How to Implement Memento Pattern in Go

Problem

Let’s take a look at the problem. We have some object and we want to be able to save and restore its state. And we want to have a good design for it.

• We want to have a separation of concerns, different logic has to have different owners.
• We don’t want to break an encapsulation of the object and hide direct access to its state.

The Memento pattern is for the rescue!

Tasks

For example, we have a type that keeps a list of Tasks. We don’t have direct access to the list of tasks, and we have implemented the Add method.

type List []string

type Tasks struct {
	list List
}

func (t *Tasks) Add(s string) {
	t.list = append(t.list, s)
}

func (t *Tasks) All() List {
	return t.list
}

Memento

As the first step, we will introduce a new type - Memento. This is the box that can keep a list of tasks. This list is also private and we have a specific method to access it.

type Memento struct {
	list List
}

func (m *Memento) List() List {
	return m.list
}

The Memento object has to be as simple as possible and it doesn’t have any other logic.

Improve Tasks

The next step will be improving the Tasks object. We’ll need to implement two additional methods.

• Memento() - it creates a Memento instance that keeps the current Tasks state.
• Restore(m Memento) - this method can restore a Tasks' state from a Memento instance

type List []string

type Tasks struct {
	list List
}

func (t *Tasks) Add(s string) {
	t.list = append(t.list, s)
}

func (t *Tasks) All() List {
	return t.list
}

func (t *Tasks) Memento() Memento {
	return Memento{list: t.list}
}

func (t *Tasks) Restore(m Memento) {
	t.list = m.list
}

History of Changes

The next object we implement will be a History type.
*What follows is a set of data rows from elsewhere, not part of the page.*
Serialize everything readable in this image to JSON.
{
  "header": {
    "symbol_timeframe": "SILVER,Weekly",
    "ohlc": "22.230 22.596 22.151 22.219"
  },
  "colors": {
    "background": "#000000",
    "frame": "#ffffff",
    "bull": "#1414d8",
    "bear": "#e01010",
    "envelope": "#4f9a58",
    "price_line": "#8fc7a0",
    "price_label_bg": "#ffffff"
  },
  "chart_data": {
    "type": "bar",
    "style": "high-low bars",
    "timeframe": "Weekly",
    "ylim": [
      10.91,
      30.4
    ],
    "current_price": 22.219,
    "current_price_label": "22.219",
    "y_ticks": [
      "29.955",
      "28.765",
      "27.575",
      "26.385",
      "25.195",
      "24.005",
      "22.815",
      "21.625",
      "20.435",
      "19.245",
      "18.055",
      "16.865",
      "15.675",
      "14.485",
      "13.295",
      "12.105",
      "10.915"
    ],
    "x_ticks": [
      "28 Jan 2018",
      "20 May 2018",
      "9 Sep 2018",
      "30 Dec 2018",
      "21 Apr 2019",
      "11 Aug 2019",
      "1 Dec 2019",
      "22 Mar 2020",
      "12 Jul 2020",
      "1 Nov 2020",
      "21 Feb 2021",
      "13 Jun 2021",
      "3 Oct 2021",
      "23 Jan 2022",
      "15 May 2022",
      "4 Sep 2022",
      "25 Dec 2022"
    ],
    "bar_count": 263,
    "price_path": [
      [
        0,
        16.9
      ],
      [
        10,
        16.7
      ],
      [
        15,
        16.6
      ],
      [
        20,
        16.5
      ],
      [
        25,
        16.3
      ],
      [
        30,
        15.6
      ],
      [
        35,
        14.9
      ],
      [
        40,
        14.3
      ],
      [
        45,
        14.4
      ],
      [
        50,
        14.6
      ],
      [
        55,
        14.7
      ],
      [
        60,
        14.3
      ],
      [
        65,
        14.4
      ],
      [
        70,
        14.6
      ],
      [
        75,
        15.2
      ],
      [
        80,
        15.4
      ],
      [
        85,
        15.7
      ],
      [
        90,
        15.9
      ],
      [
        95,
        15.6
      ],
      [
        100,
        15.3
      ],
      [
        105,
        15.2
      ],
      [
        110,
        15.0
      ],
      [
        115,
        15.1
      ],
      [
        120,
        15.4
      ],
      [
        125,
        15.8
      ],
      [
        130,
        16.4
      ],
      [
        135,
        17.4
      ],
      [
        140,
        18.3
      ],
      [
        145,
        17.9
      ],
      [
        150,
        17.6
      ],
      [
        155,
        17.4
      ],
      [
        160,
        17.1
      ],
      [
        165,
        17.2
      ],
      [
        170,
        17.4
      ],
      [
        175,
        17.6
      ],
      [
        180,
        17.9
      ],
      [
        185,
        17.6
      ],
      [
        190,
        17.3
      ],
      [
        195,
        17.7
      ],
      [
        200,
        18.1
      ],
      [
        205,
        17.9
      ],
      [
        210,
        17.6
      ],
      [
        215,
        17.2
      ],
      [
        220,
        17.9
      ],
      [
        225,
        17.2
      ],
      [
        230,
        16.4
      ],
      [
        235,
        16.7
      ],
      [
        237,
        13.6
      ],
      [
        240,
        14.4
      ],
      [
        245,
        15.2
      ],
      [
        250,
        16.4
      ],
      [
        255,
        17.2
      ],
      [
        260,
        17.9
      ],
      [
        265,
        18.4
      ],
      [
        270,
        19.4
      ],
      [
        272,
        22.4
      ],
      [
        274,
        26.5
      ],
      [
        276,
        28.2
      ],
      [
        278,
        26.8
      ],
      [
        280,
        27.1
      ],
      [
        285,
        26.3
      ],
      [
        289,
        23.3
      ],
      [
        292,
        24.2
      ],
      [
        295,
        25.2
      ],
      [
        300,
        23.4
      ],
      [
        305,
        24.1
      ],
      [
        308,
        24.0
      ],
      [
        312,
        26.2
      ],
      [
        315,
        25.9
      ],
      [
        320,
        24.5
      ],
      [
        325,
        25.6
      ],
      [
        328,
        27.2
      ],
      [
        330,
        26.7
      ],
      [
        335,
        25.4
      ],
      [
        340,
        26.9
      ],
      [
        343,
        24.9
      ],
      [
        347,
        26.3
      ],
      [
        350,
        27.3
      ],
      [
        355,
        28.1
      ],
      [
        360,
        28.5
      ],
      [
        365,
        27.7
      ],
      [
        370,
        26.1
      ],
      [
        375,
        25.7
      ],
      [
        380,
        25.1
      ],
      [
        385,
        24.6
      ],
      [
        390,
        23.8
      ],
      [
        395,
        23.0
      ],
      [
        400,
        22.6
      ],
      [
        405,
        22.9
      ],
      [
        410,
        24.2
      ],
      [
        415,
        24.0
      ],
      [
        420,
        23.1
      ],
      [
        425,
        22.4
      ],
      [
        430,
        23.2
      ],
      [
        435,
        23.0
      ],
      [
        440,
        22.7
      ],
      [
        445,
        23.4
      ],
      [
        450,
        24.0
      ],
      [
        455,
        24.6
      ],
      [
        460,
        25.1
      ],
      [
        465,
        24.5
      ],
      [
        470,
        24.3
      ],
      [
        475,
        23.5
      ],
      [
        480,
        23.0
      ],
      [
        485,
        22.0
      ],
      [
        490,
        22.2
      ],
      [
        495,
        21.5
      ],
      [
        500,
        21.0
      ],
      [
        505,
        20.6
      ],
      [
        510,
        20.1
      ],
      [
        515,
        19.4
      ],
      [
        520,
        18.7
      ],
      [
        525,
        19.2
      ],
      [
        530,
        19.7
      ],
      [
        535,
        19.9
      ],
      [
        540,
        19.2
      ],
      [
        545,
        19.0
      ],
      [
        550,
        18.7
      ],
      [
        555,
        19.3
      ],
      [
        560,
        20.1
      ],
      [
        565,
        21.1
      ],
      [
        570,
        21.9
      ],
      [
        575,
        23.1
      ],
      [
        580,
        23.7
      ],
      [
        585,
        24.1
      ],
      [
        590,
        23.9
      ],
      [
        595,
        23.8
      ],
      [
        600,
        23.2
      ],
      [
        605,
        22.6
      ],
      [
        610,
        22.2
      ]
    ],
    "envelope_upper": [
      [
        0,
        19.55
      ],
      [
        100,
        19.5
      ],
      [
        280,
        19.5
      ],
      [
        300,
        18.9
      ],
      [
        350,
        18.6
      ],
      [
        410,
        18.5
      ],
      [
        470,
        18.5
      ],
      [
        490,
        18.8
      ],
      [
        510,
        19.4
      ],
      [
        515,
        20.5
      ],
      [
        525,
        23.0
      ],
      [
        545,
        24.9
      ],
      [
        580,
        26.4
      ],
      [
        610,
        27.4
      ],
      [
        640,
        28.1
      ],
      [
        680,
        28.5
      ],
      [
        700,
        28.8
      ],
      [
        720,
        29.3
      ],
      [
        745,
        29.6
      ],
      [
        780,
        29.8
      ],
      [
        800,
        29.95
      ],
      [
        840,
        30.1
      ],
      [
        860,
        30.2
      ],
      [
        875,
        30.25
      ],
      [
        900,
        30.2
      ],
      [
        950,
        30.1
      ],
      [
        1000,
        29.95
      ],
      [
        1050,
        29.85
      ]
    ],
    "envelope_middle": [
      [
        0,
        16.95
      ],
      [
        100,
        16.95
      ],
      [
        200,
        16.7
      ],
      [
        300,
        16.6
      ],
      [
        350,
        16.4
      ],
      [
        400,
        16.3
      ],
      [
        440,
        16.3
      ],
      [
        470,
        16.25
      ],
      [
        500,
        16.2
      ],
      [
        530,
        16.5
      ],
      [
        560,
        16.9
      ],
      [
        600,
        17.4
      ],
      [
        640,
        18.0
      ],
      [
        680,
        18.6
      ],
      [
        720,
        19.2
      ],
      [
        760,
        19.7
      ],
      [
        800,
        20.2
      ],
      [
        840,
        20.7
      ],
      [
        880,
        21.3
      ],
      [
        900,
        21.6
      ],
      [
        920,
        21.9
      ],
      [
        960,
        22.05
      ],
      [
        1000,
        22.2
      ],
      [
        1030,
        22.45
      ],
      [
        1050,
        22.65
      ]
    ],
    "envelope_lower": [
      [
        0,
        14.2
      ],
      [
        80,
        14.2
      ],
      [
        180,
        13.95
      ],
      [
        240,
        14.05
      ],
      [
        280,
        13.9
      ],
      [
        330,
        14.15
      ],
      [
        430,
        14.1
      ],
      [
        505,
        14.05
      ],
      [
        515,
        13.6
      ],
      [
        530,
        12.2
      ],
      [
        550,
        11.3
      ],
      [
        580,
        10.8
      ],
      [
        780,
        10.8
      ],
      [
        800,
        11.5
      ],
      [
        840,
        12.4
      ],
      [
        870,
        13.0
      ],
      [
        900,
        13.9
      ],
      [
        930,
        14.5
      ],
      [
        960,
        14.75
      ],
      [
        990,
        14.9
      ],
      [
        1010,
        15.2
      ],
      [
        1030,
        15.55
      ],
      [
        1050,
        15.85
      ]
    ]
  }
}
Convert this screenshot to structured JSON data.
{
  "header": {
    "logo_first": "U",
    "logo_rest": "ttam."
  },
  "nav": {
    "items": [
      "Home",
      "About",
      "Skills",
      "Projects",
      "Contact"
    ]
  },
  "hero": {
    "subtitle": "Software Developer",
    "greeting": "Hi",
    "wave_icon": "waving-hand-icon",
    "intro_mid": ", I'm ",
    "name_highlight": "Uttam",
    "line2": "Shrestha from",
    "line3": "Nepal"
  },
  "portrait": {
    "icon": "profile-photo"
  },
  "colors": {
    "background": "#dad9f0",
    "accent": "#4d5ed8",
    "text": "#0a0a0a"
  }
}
This type keeps a stack of Memento objects.

Implementing this type is not required by the classical Memento pattern. But I think it’s good to have it for a cleaner example.

type History struct {
	history []Memento
}

func NewHistory() *History {
	return &History{make([]Memento, 0)}
}

func (h *History) Save(m Memento) {
	h.history = append(h.history, m)
}

func (h *History) Undo() Memento {
	if len(h.history) > 1 {
		n := len(h.history) - 1
		h.history = h.history[:n]
		return h.history[len(h.history)-1]
	} else {
		return Memento{}
	}
}

Usage Example

In this example, the main function knows why and when the Tasks need to save and restore itself.

In the general case, it can be an additional type that keeps that logic.

func main() {
	history := NewHistory()

	tasks := NewTasks()

	tasks.Add("Task 1")
	history.Save(tasks.Memento())

	tasks.Add("Task 2")
	history.Save(tasks.Memento())

	fmt.Println(tasks.All())

	tasks.Restore(history.Undo())
	fmt.Println(tasks.All())

	tasks.Restore(history.Undo())
	fmt.Println(tasks.All())
}

And output will be

# Output
➜  go-patterns git:(main) go run ./behavioral/memento
[Task 1 Task 2]
[Task 1]
[]

Conclusion

Implementation of a basic Memento Pattern is a good example of separation of concerns. It keeps encapsulation of the initial object and extends its functionality with new logic.

Happy coding!

Code examples can be found in my GitHub repo pavel-fokin/go-patterns.